As well as securing the 10,000 pound top prize (roughly $12,780), his image takes pride of place in the exhibition of winning photographs opening at the National Maritime Museum on October 24.
The judges were captivated by Goldpaint’s awe-inspiring image. Taken in Moab, Utah, the photograph depicts a majestic composition of immense red-rock formations with the glorious Milky Way looming overhead on the right, and the Andromeda galaxy on the left.
Competition judge Will Gater said: “For me this superb image is emblematic of everything it means to be an astrophotographer; the balance between light and dark, the contrasting textures and tones of land and sky and the photographer alone under a starry canopy of breathtaking scale and beauty.”

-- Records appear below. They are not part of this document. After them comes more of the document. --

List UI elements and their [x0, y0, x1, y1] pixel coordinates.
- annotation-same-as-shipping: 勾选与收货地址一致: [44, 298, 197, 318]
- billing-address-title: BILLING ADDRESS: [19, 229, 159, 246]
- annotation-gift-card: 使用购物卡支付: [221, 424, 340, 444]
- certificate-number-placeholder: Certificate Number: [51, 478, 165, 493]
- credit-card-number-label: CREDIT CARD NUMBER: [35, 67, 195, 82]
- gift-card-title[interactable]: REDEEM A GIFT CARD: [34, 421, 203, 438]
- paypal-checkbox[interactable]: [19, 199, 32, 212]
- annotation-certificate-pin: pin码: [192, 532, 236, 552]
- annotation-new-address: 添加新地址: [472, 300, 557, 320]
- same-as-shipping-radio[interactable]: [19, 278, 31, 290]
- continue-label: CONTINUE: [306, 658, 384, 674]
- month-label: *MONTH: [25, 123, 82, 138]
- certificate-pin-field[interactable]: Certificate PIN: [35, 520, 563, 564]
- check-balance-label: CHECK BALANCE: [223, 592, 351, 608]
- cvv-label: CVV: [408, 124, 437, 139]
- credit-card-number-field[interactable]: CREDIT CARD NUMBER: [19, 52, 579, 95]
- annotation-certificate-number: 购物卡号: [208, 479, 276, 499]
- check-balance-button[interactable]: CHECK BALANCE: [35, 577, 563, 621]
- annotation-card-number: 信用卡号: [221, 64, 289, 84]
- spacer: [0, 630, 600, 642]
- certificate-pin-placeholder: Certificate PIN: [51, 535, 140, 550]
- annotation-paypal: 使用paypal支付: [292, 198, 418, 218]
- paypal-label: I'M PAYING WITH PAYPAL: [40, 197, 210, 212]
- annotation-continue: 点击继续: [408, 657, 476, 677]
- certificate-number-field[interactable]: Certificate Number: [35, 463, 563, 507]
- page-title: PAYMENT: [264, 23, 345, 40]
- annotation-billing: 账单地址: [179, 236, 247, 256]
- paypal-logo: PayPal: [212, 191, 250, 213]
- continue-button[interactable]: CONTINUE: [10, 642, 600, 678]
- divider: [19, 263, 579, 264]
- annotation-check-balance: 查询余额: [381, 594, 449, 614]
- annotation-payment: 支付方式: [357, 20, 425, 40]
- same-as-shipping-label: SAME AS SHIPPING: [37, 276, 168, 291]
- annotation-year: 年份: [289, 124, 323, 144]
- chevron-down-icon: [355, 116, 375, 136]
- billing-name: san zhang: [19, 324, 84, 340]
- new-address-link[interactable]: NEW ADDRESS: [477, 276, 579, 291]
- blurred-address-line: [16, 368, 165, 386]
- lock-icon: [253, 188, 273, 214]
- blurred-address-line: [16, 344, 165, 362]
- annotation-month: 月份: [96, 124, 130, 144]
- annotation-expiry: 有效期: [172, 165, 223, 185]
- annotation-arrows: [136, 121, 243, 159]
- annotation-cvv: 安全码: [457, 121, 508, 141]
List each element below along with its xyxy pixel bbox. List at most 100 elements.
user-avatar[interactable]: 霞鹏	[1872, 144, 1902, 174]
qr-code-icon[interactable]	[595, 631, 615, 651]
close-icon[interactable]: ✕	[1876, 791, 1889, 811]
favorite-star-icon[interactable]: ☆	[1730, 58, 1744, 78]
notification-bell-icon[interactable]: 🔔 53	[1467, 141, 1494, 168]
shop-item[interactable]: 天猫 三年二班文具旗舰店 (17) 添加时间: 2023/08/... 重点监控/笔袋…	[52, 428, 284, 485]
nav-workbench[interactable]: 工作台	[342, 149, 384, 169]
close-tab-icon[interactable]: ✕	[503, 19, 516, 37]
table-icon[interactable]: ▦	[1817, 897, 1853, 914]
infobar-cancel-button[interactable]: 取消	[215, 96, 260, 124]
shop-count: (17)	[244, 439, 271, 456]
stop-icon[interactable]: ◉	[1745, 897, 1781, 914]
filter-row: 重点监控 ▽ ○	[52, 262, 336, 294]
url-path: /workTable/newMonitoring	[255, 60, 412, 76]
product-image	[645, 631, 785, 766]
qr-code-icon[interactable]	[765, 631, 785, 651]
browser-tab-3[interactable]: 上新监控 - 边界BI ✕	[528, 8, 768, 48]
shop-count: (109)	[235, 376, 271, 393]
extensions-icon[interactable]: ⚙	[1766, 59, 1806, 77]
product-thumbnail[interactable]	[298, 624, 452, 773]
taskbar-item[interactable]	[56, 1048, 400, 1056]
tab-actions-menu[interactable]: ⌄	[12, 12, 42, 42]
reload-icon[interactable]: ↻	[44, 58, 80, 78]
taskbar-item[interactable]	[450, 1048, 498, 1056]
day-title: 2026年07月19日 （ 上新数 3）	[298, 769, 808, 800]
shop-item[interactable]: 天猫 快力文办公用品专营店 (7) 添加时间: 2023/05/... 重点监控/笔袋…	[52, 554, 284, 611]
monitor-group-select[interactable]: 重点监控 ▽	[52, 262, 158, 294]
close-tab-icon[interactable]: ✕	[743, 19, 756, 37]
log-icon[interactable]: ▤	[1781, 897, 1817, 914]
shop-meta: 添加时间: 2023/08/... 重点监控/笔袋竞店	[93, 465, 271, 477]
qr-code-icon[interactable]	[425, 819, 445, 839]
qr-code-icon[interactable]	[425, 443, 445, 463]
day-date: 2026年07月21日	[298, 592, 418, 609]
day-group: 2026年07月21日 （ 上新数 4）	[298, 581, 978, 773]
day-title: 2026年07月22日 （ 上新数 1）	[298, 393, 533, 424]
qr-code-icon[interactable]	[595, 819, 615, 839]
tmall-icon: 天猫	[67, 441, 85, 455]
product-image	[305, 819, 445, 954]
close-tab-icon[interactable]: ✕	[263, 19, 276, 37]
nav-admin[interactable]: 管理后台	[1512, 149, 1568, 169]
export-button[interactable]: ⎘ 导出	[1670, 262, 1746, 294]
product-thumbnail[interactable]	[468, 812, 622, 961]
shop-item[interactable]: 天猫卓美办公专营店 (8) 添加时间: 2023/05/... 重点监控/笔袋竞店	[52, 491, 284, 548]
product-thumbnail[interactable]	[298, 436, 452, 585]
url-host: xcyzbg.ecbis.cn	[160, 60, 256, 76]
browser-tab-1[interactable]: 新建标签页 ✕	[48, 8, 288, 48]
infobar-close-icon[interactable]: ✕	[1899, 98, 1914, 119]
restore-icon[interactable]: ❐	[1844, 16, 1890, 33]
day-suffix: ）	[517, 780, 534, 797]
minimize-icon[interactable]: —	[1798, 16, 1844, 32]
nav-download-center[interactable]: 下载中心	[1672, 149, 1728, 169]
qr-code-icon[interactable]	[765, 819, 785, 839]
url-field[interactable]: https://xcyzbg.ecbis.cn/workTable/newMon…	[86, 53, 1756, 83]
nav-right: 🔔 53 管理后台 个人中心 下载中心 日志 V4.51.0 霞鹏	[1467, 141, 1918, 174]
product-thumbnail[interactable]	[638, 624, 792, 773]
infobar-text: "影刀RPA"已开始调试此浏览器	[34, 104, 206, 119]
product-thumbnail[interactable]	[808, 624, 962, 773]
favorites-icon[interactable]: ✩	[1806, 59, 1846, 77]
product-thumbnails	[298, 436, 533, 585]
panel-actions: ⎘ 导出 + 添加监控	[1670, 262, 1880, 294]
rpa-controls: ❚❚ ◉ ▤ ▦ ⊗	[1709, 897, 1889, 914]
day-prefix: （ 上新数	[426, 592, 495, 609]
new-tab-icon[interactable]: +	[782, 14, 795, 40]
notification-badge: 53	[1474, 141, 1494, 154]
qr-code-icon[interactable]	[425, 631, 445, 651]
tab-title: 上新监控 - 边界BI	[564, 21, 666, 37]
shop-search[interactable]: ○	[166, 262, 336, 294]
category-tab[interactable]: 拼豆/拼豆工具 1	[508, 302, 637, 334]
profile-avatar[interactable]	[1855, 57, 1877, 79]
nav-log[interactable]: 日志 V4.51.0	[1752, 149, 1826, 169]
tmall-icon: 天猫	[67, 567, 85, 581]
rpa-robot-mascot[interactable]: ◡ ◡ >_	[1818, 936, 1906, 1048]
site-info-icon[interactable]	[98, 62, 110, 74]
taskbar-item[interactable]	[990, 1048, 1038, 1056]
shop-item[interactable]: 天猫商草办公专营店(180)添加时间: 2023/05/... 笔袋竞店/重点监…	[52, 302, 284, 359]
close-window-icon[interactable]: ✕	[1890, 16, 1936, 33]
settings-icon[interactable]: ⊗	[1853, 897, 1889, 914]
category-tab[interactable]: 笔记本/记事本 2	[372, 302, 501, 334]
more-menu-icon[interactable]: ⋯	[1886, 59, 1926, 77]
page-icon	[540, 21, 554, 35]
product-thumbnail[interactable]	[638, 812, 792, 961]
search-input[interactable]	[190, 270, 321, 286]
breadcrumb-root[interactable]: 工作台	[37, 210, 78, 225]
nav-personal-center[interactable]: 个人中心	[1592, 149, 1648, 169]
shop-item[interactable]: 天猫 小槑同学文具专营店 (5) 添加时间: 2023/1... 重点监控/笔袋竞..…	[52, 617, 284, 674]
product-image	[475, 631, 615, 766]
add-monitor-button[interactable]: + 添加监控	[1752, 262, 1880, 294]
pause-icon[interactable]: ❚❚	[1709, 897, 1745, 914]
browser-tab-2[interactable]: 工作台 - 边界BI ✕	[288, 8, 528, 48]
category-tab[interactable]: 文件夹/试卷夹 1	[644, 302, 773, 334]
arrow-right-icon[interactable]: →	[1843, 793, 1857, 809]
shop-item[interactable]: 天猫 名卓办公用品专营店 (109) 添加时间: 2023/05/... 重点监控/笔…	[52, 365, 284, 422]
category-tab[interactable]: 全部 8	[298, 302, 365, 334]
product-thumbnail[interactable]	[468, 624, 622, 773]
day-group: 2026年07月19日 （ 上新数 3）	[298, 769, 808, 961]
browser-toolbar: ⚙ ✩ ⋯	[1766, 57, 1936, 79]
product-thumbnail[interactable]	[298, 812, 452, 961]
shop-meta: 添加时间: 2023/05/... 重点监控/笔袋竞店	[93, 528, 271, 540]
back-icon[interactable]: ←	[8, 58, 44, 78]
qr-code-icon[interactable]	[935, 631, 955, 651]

Winning images of the other categories and special prizes include the breathtaking Aurora Borealis above the fjord in the gorgeous Lofoten archipelago, in Northern Norway by Mikkel Beiter (Denmark); the image taken by Nicolas Lefaudeux (France) showcases the August total solar eclipse surrounded by the blue star Regulus – the little King – and the red planet Mars; a remarkable parade of the planets in our solar system, which photographer Martin Lewis (UK) managed to capture from his own back garden; and the captivating image by Mario Cogo (Italy) of the Witch Head Nebula, a very faint molecular gas cloud, which is illuminated by supergiant star Rigel.
After a phenomenal increase in entries from our aspiring young astrophotographers in the Young Astronomy Photographer of the Year category, 15-year-old Fabian Dalpiaz (Italy) is taking home the top prize for his incredible photograph of a meteor passing over the magnificent autumnal landscape of the Alpe di Siusi.